Dernier Premier ministre du régime déchu, M. Bilie-By-Nze peut légitimement estimer avoir eu raison avant l’heure. Ses appels de 2021 au «sursaut» et au «ressaisissement» résonnent comme des occasions manquées pour le régime déchu. S’il peut être tenu pour partie prenante du bilan des années Ali Bongo, la chute du PDG lui donne, néanmoins, raison a posteriori.

 
GR
 

3 Commentaires

  1. Bertin dit :

    n’oublions pas également ce qu’il a dit du haut de la tribune de l’Assemblée Nationale »le PDG n’a pas l’intention de laisser le pouvoir… »

    • DesireNGUEMANZONG dit :

      En plus, il a eu le culot de dire que l’alternance n’est pas inscrite dans la Constitution gabonaise lors d’une interview télévisée.

      Ces « prétendument hauts fonctionnaires » ne méritent de pensions de retraite au regard des manquements graves observés dans leur fonction.

      L’Etat gabonais réaliserait des économies en sanctionnant ces « oiseaux de malheurs ». Leur incurie a failli précipité le pays dans les abysses dans lesquels on serait plongé à tout jamais.

      On ne va pas vous regretter! Déjà à l’UOB (je m’en souviens), vous foutiez la « merde » (Monsieur Ndemend’zo était Ministre de l’Enseignement supérieur) et c’est la même « merde » que vous avez foutu au gouvernement du pays. La Justice gabonaise doit statuer votre cas et bien d’autres. L’argument du « sentiment du travail accompli » est un « déni » majeur de votre responsabilité. Ce n’est pas recevable en l’état!

      « La durée de vie d’une dictature dépend de l’ampleur de notre silence » disait Alain Mabanckou (écrivain et enseignant franco-congolais).

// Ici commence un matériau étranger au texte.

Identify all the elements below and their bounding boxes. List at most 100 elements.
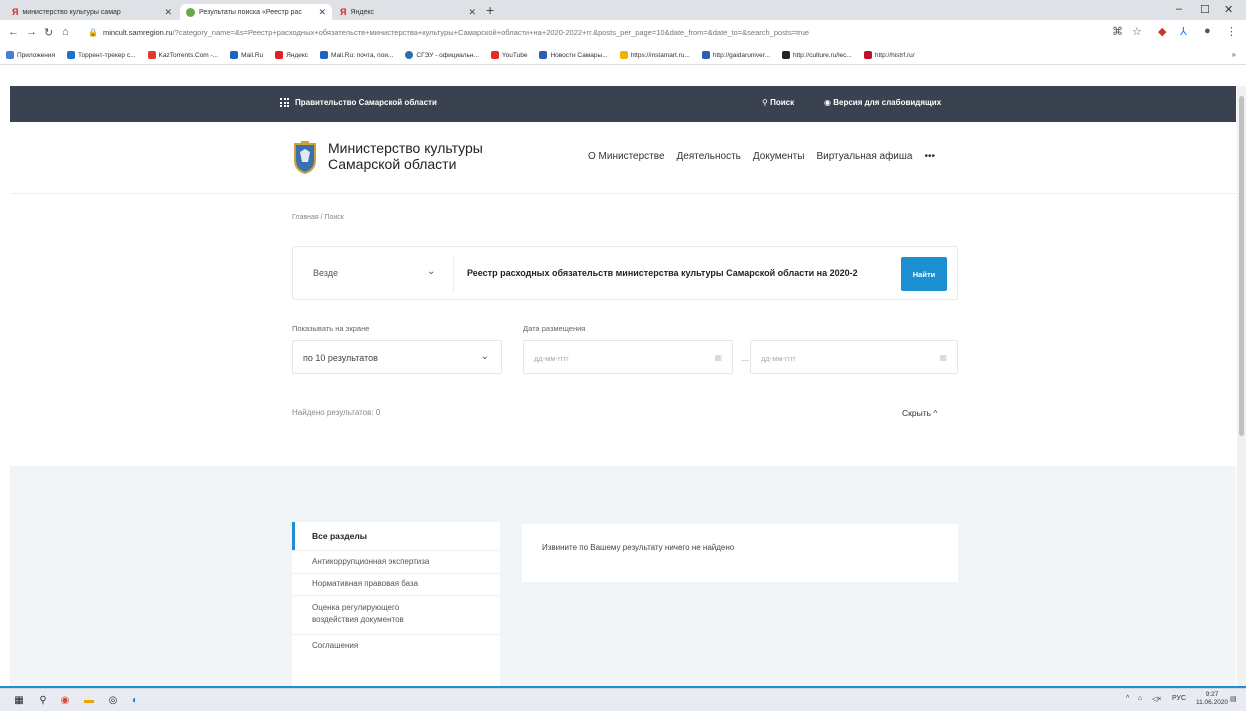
bookmark-item[interactable]: Торрент-трекер с... xyxy=(67,51,136,59)
government-link[interactable]: Правительство Самарской области xyxy=(280,98,437,107)
extension-adobe-icon[interactable]: ⅄ xyxy=(1180,25,1187,38)
scrollbar-thumb[interactable] xyxy=(1239,96,1244,436)
tab-yandex[interactable]: Я Яндекс ✕ xyxy=(334,4,482,20)
search-input[interactable]: Реестр расходных обязательств министерст… xyxy=(467,268,881,278)
date-to-input[interactable]: дд-мм-гггг ▦ xyxy=(750,340,958,374)
menu-kebab-icon[interactable]: ⋮ xyxy=(1226,25,1237,38)
date-to-placeholder: дд-мм-гггг xyxy=(761,354,797,363)
page-scrollbar[interactable] xyxy=(1237,86,1246,686)
bookmarks-bar: Приложения Торрент-трекер с... KazTorren… xyxy=(0,46,1246,65)
browser-toolbar: ← → ↻ ⌂ 🔒 mincult.samregion.ru /?categor… xyxy=(0,20,1246,46)
eye-icon: ◉ xyxy=(824,98,831,107)
divider xyxy=(292,634,500,635)
language-indicator[interactable]: РУС xyxy=(1172,695,1186,702)
bookmark-item[interactable]: Новости Самары... xyxy=(539,51,608,59)
search-link[interactable]: ⚲ Поиск xyxy=(762,98,794,107)
lock-icon: 🔒 xyxy=(88,28,98,37)
coat-of-arms-logo[interactable] xyxy=(292,140,318,174)
forward-icon[interactable]: → xyxy=(26,26,37,38)
divider xyxy=(292,573,500,574)
site-header: Министерство культуры Самарской области … xyxy=(10,122,1236,194)
youtube-icon xyxy=(490,51,499,59)
search-scope-select[interactable]: Везде xyxy=(313,268,338,278)
bookmark-favicon xyxy=(230,51,239,59)
bookmark-item[interactable]: Mail.Ru: почта, пои... xyxy=(320,51,393,59)
new-tab-button[interactable]: + xyxy=(486,2,494,18)
maximize-icon[interactable]: ☐ xyxy=(1200,3,1210,16)
minimize-icon[interactable]: – xyxy=(1176,3,1182,15)
date-range-dash: — xyxy=(741,356,749,365)
volume-icon[interactable]: ◁× xyxy=(1152,695,1161,703)
bookmarks-overflow-icon[interactable]: » xyxy=(1232,50,1236,59)
bookmark-item[interactable]: YouTube xyxy=(490,51,527,59)
bookmark-label: Яндекс xyxy=(286,51,309,59)
clock-time: 9:27 xyxy=(1205,691,1219,698)
main-navigation: О Министерстве Деятельность Документы Ви… xyxy=(588,151,947,162)
bookmark-item[interactable]: http://gaidaruniver... xyxy=(701,51,770,59)
nav-virtual-poster[interactable]: Виртуальная афиша xyxy=(816,151,912,162)
extension-icon[interactable]: ◆ xyxy=(1158,25,1166,38)
search-button[interactable]: Найти xyxy=(901,257,947,291)
bookmark-favicon xyxy=(67,51,76,59)
nav-more-icon[interactable]: ••• xyxy=(924,151,935,162)
section-regulatory-assessment[interactable]: Оценка регулирующего воздействия докумен… xyxy=(312,602,432,626)
bookmark-label: http://culture.ru/lec... xyxy=(792,51,852,59)
hide-label: Скрыть xyxy=(902,408,932,418)
bookmark-item[interactable]: https://instamart.ru... xyxy=(619,51,690,59)
section-all[interactable]: Все разделы xyxy=(312,530,492,542)
search-icon[interactable]: ⚲ xyxy=(36,693,50,707)
edge-icon[interactable]: ◐ xyxy=(128,693,142,707)
bookmark-star-icon[interactable]: ☆ xyxy=(1132,25,1142,38)
tab-search-results[interactable]: Результаты поиска «Реестр рас ✕ xyxy=(180,4,332,20)
bookmark-item[interactable]: KazTorrents.Com -... xyxy=(147,51,218,59)
bookmark-item[interactable]: Mail.Ru xyxy=(230,51,263,59)
bookmark-favicon xyxy=(320,51,329,59)
yandex-icon: Я xyxy=(340,7,347,17)
nav-about[interactable]: О Министерстве xyxy=(588,151,665,162)
bookmark-item[interactable]: Приложения xyxy=(6,51,55,59)
close-tab-icon[interactable]: ✕ xyxy=(462,7,476,18)
close-window-icon[interactable]: ✕ xyxy=(1224,3,1233,16)
calendar-icon[interactable]: ▦ xyxy=(939,353,947,362)
chrome-icon[interactable]: ◉ xyxy=(58,693,72,707)
clock[interactable]: 9:27 11.06.2020 xyxy=(1196,691,1228,707)
section-anticorruption[interactable]: Антикоррупционная экспертиза xyxy=(312,556,492,568)
government-label: Правительство Самарской области xyxy=(295,98,437,107)
accessibility-link[interactable]: ◉ Версия для слабовидящих xyxy=(824,98,941,107)
date-from-input[interactable]: дд-мм-гггг ▦ xyxy=(523,340,733,374)
app-icon[interactable]: ◎ xyxy=(106,693,120,707)
url-host: mincult.samregion.ru xyxy=(102,28,173,37)
back-icon[interactable]: ← xyxy=(8,26,19,38)
hide-filters-button[interactable]: Скрыть ^ xyxy=(902,408,937,418)
close-tab-icon[interactable]: ✕ xyxy=(158,7,172,18)
left-margin xyxy=(0,86,10,686)
file-explorer-icon[interactable]: ▬ xyxy=(82,693,96,707)
bookmark-item[interactable]: http://culture.ru/lec... xyxy=(781,51,852,59)
breadcrumb[interactable]: Главная / Поиск xyxy=(292,214,344,221)
bookmark-item[interactable]: Яндекс xyxy=(275,51,308,59)
per-page-select[interactable]: по 10 результатов ⌄ xyxy=(292,340,502,374)
tray-chevron-icon[interactable]: ^ xyxy=(1126,695,1129,702)
chevron-down-icon[interactable]: ⌄ xyxy=(427,266,435,277)
bookmark-item[interactable]: СГЭУ - официальн... xyxy=(405,51,479,59)
bookmark-item[interactable]: http://histrf.ru/ xyxy=(863,51,915,59)
accessibility-label: Версия для слабовидящих xyxy=(833,98,942,107)
ministry-name[interactable]: Министерство культуры Самарской области xyxy=(328,140,483,172)
section-normative-base[interactable]: Нормативная правовая база xyxy=(312,578,492,590)
network-icon[interactable]: ⌂ xyxy=(1138,695,1142,702)
tab-ministry-yandex[interactable]: Я министерство культуры самар ✕ xyxy=(6,4,178,20)
close-tab-icon[interactable]: ✕ xyxy=(312,7,326,18)
calendar-icon[interactable]: ▦ xyxy=(714,353,722,362)
profile-icon[interactable]: ● xyxy=(1204,25,1211,37)
tab-title: Яндекс xyxy=(350,8,375,16)
nav-activity[interactable]: Деятельность xyxy=(677,151,741,162)
reload-icon[interactable]: ↻ xyxy=(44,26,53,39)
translate-icon[interactable]: ⌘ xyxy=(1112,25,1123,38)
bookmark-label: СГЭУ - официальн... xyxy=(416,51,479,59)
home-icon[interactable]: ⌂ xyxy=(62,26,69,38)
section-agreements[interactable]: Соглашения xyxy=(312,640,492,652)
notifications-icon[interactable]: ▤ xyxy=(1230,695,1237,703)
address-bar[interactable]: 🔒 mincult.samregion.ru /?category_name=&… xyxy=(88,24,1098,41)
nav-documents[interactable]: Документы xyxy=(753,151,805,162)
windows-start-icon[interactable]: ▦ xyxy=(12,693,26,707)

Votre silence (activisme) a fait prospérer la dictature d’Ali Bongo Ondimba.

      Votre patriotisme est de papier. Quand on est patriote, on agit contre l’obscurantisme d’Etat.

      Cordialement.

  2. SERGE MAKAYA dit :

    Lui et beaucoup d’autres rapaces n’ont jamais été au service du peuple Gabonais, mais plutôt d’eux-mêmes et de leurs familles. Etre ministre (ou 1er ministre) doit être un sacerdoce. Les ministres se sacrifient pour le peuple et non le contraire comme ça se passait chez nous depuis 1960. A Ntare Nzame. Pitié.